La parabole des talents (Mgr Albert Rouet)

Luc 19, 11-27

La parabole des mines propose un travail sur les pulsions. Elle en précise les modalités. Le risque, en effet, de toute sublimation consiste à projeter en Dieu les forces les plus obscures du psychisme, puis à les identifier à Dieu, empêchant en retour d'effectuer un vrai travail de conversion. Il ne suffit pas de dire que Dieu ne veut pas la guerre pour savoir ce qu'il veut que l'homme recherche : ce qu'est la paix demeure si complexe !

Le passage de Luc diffère grandement de la parabole des talents chez Matthieu. Non seulement à cause de la valeur de la mine (un 60e de talent, soit le salaire de 100 jours de travail d'un journalier agricole : "une toute petite chose" ; 19, 17) ; non seulement encore parce que Luc encadre la parabole dans un récit manifestement allusif aux déboires d'Archélaüs, un des successeurs d'Hérode le Grand qui, en l'an 4, dut venir à Rome quémander la Royauté contre l'avis d'une ambassade de 50 Juifs qui ne voulaient pas de lui. Deux grandes différences distinguent Luc de Matthieu : le point de départ et la finalité. Chez Matthieu, il s'agit de la venue du Royaume à la fin des temps (aux talents correspondent de nouveaux talents en récompense) ; la finalité concerne ici l'espérance ultime (entrer dans le Royaume ou en être rejeté : 25, 12, 30). Telle n'est pas l'optique de Luc.

Chez Luc, le point de départ est précisément relaté. Jésus s'est invité à dîner chez Zachée. Tout à la joie de l'accueillir (19, 6), le publicain rachète ses exactions. Jésus de s'exclamer : "Aujourd'hui, cette maison a reçu le salut… car le Fils de l'Homme est venu chercher et sauver ce qui était perdu" (v. 9-10). L'annonce du Règne de Dieu venant purifier son peuple, trouve là un signe de sa réalisation. Car Zachée opère une restitution de ce qu'il a pris au-delà de l'imposition légitime, selon le barème de la loi. Autre indice : le dîner à Jéricho a lieu pendant la montée à Jérusalem, ville où le Messie doit apparaître (9, 51 ; 13, 33) : l'entrée à Jérusalem suit immédiatement notre parabole.

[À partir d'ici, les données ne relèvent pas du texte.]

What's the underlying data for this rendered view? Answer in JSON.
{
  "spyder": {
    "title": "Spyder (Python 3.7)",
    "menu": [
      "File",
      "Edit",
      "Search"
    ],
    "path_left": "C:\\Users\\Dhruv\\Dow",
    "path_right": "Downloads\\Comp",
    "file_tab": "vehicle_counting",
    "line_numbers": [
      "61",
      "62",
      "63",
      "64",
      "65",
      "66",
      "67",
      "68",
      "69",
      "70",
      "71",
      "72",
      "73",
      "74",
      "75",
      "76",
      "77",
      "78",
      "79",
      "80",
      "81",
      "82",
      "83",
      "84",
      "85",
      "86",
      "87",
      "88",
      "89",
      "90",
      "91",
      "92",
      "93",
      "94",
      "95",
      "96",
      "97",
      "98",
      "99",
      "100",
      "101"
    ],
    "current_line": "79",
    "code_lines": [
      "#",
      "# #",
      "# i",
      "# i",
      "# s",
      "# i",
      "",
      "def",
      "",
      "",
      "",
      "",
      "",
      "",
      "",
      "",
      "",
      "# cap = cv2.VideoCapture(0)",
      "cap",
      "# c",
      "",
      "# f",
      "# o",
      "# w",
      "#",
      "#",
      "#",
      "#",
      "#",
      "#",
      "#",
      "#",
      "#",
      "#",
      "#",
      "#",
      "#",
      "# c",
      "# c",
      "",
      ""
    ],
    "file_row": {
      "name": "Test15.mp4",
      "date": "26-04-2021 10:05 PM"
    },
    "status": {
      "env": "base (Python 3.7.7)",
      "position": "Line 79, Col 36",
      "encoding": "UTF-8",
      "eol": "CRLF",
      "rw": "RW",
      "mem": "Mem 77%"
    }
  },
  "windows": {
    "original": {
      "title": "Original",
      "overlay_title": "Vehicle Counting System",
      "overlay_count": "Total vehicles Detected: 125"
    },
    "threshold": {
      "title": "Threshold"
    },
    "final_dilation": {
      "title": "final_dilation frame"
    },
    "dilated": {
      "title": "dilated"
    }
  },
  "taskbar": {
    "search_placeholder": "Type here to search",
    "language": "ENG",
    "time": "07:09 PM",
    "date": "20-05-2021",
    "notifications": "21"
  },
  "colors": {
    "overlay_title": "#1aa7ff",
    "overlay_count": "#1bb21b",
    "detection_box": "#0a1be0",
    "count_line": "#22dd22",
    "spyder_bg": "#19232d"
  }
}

Très naturellement donc, Luc note ceci : "Comme les gens écoutaient cela (le discours de Jésus à Zachée), il dit encore une parabole, parce qu'il était près de Jérusalem, et qu'ils (les gens) s'imaginaient que le Royaume de Dieu allait apparaître à l'instant même" (v. 11). Le thème précis de la parabole vise la temporisation de la venue du Règne (thème fréquent dans les épîtres) et l'attitude à prendre pendant cette attente.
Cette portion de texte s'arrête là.